The ongoing drilling program has shown promising initial results, with the FPSO Triton producing over 25,000 boepd net to Serica on 23 January 2025. This production was boosted by the success of the first two wells in the five-well Triton drilling campaign, Bittern B6, and Gannet GE05.
Following the completion of drilling activities on the W7Z well on the Guillemot North West field and the EV02 well on the Evelyn field, the COSL Innovator rig has now moved to drill the final well, BE01, on the Belinda field. Initial production from this well is anticipated in early 2026.
Production and Operational Updates
The FPSO Triton receives hydrocarbons from eight producing oil fields, including Evelyn, Bittern, Guillemot West, Guillemot North West, Gannet E, Clapham, Pict, and Saxon. Serica reported a significant increase in 2C resources at the end of 2024, positioning the company for potential reserve growth in the medium term.
Chris Cox, Serica’s CEO, expressed optimism about the drilling campaign’s results but acknowledged production challenges due to ongoing issues at the FPSO Triton. Following discussions with operator Dana Petroleum, maintenance work has been expedited to improve uptime and mitigate production disruptions.

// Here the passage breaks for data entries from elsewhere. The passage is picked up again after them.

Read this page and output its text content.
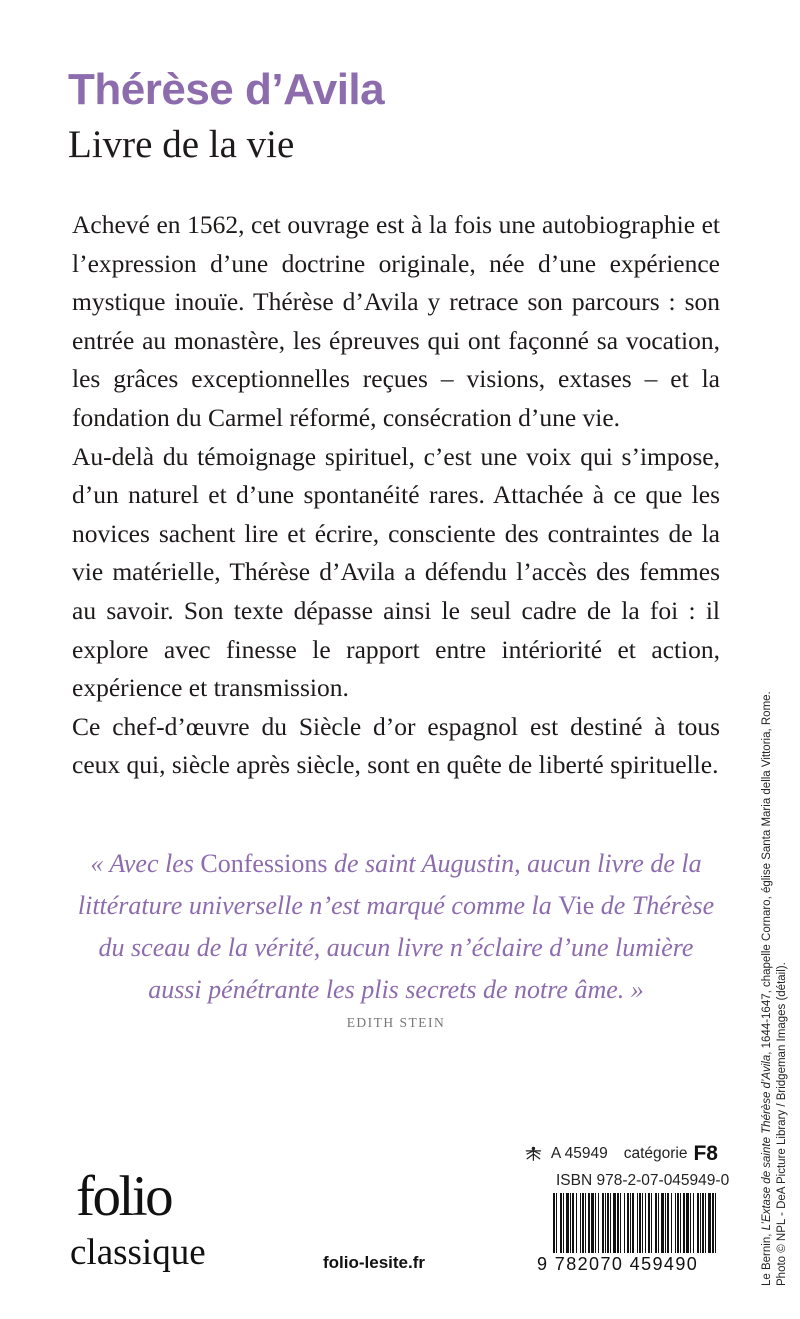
Thérèse d’Avila
Livre de la vie

Achevé en 1562, cet ouvrage est à la fois une autobiographie et l’expression d’une doctrine originale, née d’une expérience mystique inouïe. Thérèse d’Avila y retrace son parcours : son entrée au monastère, les épreuves qui ont façonné sa vocation, les grâces exceptionnelles reçues – visions, extases – et la fondation du Carmel réformé, consécration d’une vie.

Au-delà du témoignage spirituel, c’est une voix qui s’impose, d’un naturel et d’une spontanéité rares. Attachée à ce que les novices sachent lire et écrire, consciente des contraintes de la vie matérielle, Thérèse d’Avila a défendu l’accès des femmes au savoir. Son texte dépasse ainsi le seul cadre de la foi : il explore avec finesse le rapport entre intériorité et action, expérience et transmission.

Ce chef-d’œuvre du Siècle d’or espagnol est destiné à tous ceux qui, siècle après siècle, sont en quête de liberté spirituelle.

« Avec les Confessions de saint Augustin, aucun livre de la littérature universelle n’est marqué comme la Vie de Thérèse du sceau de la vérité, aucun livre n’éclaire d’une lumière aussi pénétrante les plis secrets de notre âme. »

EDITH STEIN
folio
classique	folio-lesite.fr
A 45949 catégorie F8
ISBN 978-2-07-045949-0
9 782070 459490	Le Bernin, L’Extase de sainte Thérèse d’Avila, 1644-1647, chapelle Cornaro, église Santa Maria della Vittoria, Rome.
Photo © NPL - DeA Picture Library / Bridgeman Images (détail).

The production from Triton is expected to resume in June, with no further planned shutdowns in 2025. Operational enhancements, including the availability of a second compressor, are anticipated to stabilize production levels. Serica has revised its production guidance for 2025 to 33,000-37,000 boepd.
Strategic Initiatives and Future Prospects
Serica remains focused on capital allocation strategies to maximize shareholder value. The acquisition of Parkmead, pending completion, offers strategic benefits and tax advantages. The company continues to explore M&A opportunities in the UK North Sea and beyond while prioritizing value-accretive projects.
Additionally, Serica is actively pursuing a flare gas recovery project at the Bruce field and monitoring developments at the Buchan Horst project, pending regulatory clarity and environmental assessments.
With a robust organic pipeline and a commitment to prudent capital allocation, Serica Energy is poised for growth and value creation in the competitive energy landscape.